London has been rocked by a wave of petty crime with pickpocketing up 38 per cent and shoplifting up 48 per cent in a year, new figures show.
The Met Police and City of London Police recorded 944,823 total offences in the year up to June 2024, a rise of 5 per cent on the previous year, according to data from the Office for National Statistics.
Officers reported 89,879 offences of theft from the person, which covers incidents such as pickpocketing and phone snatching. It is a rise of 38 per cent on the figure recorded in the previous period.
Nearly a third (32.9 per cent) of these offences took place in Westminster, where pickpockets have targeted tourists and families.
Earlier this year, Westminster City councillor Laila Cunningham called for improved CCTV coverage and police patrols in the Queensway area to deter criminals.
London’s most notorious phone snatcher Sonny Stringer, 28, was jailed earlier this year for stealing 24 phones in one morning.
Analysis of data by the Standard reveals:
- Shoplifting offences have increased by 48 per cent in the capital with more than 70,000 incidents recorded in a year
- Overall theft has risen by 10 per cent, with an average of 1,278 theft offences recorded every day
- The number of knife crime offences recorded in London has reached its highest level in 13 years, with 15,859 offences reported
- Violent crimes have seen a small increase of 1 per cent, while 4 per cent less homicides were reported compared with last year
- Drug offences have fallen by 14 per cent compared with last year
London is one of only two regions, including the South West, to have recorded an overall rise in offences in a year. The British Transport Police saw the greatest annual increase in recorded offences of any force, with a rise of 18 per cent.

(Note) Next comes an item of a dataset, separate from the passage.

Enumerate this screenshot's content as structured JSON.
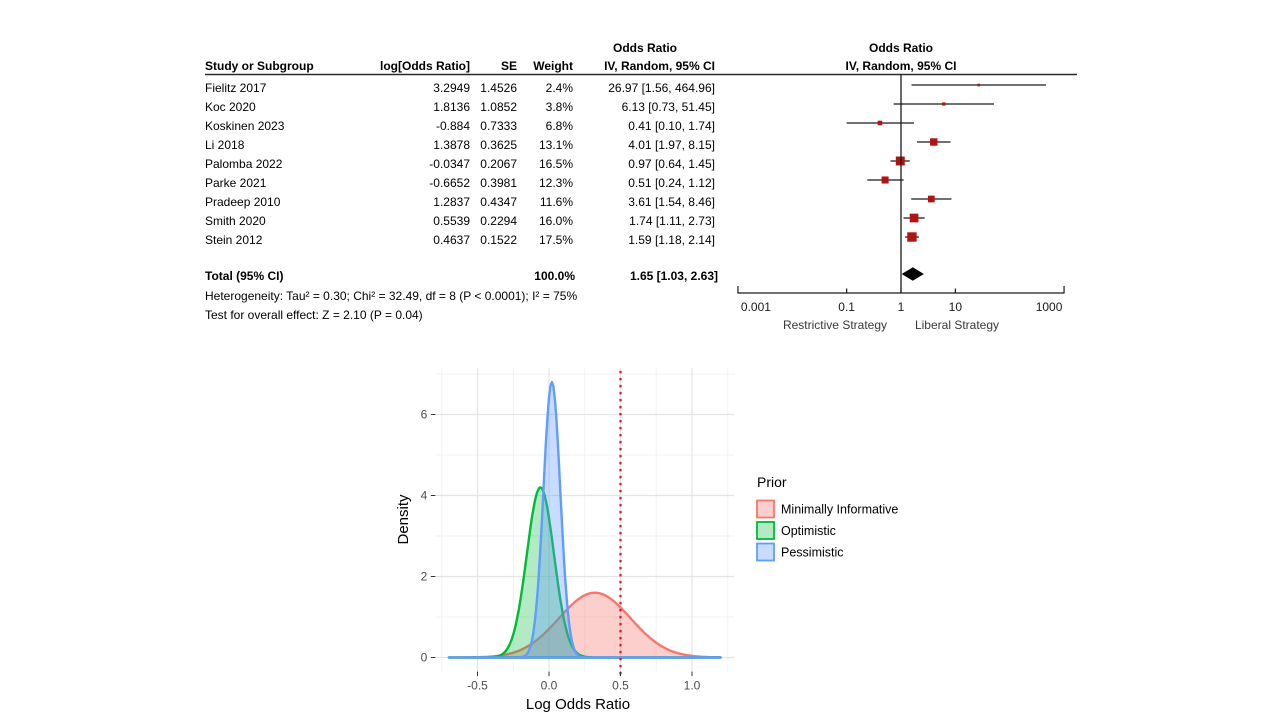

The number of recorded offences fell in every other region, and decreased nationally by 4 per cent.
Nationally, police forces recorded a 29 per cent rise in shoplifting offences. The total of 469,788 offences is the highest since current records began in the year to March 2003.
Major retailers have recently raised concerns about the increased cost of theft and the Government has vowed to tackle low-level shoplifting and make assaulting a shop worker a specific criminal offence.
Policing minister Dame Diana Johnson said the data showed the “scale of the challenge we have inherited in our mission to make streets safer.”
She added: “Too many town centres have been decimated by record levels of shoplifting, and communities have been left shaken by rising levels of knife crime, snatch theft and robbery. This cannot continue.
“This Government will restore neighbourhood policing across the country, put thousands more dedicated officers out on our streets and scrap the £200 shoplifting threshold, bringing an end to the effective impunity for thieves who steal low value goods.”